What Really is a “Near Miss” – And What We Should Do About It

A “near miss” is defined as the accident you almost had. It’s those close calls – when for some reason or circumstance, you didn’t get hurt despite possibly breaking a safety rule or two.

How many times have you shrugged off a near miss? Maybe you never even gave it a second thought? Next time, think twice. The difference between a near miss and an injury is often a fraction of a second, or an inch or two in one direction or another. And when it happens again, that difference may not be there.
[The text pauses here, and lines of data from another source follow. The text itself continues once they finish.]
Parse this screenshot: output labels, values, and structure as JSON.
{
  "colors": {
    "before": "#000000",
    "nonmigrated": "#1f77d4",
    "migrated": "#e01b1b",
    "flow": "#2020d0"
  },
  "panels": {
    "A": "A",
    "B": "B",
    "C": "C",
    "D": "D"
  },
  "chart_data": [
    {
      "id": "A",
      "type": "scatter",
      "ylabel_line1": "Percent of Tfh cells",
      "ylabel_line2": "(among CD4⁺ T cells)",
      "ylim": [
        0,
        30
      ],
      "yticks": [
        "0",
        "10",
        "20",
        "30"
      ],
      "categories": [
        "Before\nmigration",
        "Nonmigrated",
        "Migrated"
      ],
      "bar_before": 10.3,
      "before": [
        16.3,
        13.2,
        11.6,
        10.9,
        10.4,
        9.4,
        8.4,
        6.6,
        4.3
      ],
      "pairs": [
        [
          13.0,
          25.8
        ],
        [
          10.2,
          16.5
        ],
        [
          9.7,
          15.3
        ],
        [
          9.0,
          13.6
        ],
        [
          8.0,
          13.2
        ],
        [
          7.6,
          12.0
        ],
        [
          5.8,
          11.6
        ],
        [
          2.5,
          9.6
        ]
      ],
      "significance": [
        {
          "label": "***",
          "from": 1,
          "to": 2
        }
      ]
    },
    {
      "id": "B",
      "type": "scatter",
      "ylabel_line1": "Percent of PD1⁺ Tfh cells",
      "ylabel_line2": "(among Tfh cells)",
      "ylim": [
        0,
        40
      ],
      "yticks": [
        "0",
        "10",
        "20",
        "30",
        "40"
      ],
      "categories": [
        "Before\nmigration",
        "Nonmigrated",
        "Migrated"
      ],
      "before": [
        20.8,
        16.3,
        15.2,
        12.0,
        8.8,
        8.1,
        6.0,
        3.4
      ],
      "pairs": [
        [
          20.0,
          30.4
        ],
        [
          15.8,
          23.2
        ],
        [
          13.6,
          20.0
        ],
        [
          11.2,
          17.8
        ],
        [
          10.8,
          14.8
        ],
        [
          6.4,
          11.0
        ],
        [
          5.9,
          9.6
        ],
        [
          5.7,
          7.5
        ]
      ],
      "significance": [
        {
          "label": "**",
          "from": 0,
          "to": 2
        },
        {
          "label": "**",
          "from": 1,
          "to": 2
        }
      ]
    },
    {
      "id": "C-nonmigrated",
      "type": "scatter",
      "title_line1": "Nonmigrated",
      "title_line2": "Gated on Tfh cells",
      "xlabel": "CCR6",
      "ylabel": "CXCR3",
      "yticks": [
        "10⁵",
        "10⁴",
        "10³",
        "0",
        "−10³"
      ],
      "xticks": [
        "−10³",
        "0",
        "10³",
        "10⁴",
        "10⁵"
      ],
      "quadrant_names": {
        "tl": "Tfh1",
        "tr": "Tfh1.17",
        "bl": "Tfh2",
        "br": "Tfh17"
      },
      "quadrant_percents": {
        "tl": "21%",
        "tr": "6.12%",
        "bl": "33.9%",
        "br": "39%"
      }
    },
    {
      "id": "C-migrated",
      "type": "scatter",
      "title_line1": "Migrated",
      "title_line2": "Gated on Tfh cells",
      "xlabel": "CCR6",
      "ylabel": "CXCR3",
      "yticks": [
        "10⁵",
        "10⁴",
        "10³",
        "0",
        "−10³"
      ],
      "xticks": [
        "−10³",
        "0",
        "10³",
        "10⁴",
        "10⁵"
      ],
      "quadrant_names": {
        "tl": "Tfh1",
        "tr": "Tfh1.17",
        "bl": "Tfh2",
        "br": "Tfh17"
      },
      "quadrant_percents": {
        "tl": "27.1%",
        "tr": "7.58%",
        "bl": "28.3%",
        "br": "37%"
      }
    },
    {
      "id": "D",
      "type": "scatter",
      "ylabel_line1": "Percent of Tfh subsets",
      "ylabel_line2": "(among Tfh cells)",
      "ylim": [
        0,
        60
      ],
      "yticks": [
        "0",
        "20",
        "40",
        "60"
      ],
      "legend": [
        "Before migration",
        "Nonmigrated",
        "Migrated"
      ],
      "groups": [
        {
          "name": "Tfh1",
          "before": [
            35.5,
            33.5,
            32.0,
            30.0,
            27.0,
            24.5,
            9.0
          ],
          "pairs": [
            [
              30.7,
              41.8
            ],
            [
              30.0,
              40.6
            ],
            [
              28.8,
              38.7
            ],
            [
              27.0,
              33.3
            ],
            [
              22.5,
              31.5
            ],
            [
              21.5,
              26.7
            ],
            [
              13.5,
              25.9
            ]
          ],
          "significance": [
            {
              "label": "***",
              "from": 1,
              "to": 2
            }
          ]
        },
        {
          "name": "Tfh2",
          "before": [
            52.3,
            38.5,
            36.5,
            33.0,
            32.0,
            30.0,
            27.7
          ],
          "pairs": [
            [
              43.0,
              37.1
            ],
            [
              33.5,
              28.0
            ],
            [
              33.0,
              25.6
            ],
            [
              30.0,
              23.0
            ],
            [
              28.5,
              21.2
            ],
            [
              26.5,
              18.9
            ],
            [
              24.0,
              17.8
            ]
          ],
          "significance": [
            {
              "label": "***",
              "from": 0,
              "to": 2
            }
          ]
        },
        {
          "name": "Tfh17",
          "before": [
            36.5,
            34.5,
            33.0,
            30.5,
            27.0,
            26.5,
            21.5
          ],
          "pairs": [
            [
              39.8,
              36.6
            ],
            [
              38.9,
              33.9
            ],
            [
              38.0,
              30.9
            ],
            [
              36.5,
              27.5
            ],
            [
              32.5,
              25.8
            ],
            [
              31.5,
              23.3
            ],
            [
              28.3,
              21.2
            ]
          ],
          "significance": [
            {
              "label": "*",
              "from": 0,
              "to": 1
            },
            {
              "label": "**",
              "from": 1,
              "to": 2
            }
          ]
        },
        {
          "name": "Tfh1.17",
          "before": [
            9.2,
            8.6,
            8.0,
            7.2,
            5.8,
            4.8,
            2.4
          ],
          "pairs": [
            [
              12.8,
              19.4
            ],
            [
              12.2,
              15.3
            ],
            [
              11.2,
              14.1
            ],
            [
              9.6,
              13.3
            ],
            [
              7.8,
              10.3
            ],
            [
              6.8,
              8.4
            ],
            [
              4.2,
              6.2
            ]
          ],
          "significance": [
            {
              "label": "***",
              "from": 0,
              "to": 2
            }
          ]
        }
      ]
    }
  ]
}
We never know which “Unsafe Behavior” will bring us serious injury. A famous safety study noted that for every 330 unsafe behaviors that occur, 300 result in no injuries, 29 produced minor injuries and one produces a major injury or even a fatality. What that means is the more risks you take, the better the chance for a serious accident or worse. But we never know which unsafe behavior will be the one that causes major injury.

Near misses are warnings.
If we heed the warning and change our behavior, we’ll be far more likely to avoid any and all injuries in the future.

Here’s an Example:

You never wear your seatbelt when driving your vehicle – you never have. You’ve had to stop short a number of times when driving, and you’ve even hit your head slightly on the windshield several times because you stopped quickly for one reason or another. But you still didn’t consider those near misses as warnings, and you still don’t wear your seatbelt. Making matters worse, you think you’re such a good driver that you can drive faster than most. Well, that “fender bender” that you’re likely to have sometime in the future may only result in minimum properly damage to your vehicle. But you won’t have your seatbelt on, and the result for you will be far worse.

Use the “What If” strategy, the next time you have a near miss.
Again, near misses are warnings. The next time you have a near miss to an accident, ask yourself “what if?” What if I slammed into that car without wearing my seatbelt, or what if that dropped brick hit me when I didn’t have my hardhat on, or what if I didn’t pull my hand out of that machine just in time.

You get the message. Near misses are warnings. Heed those warnings and change your behavior to work safer in the future.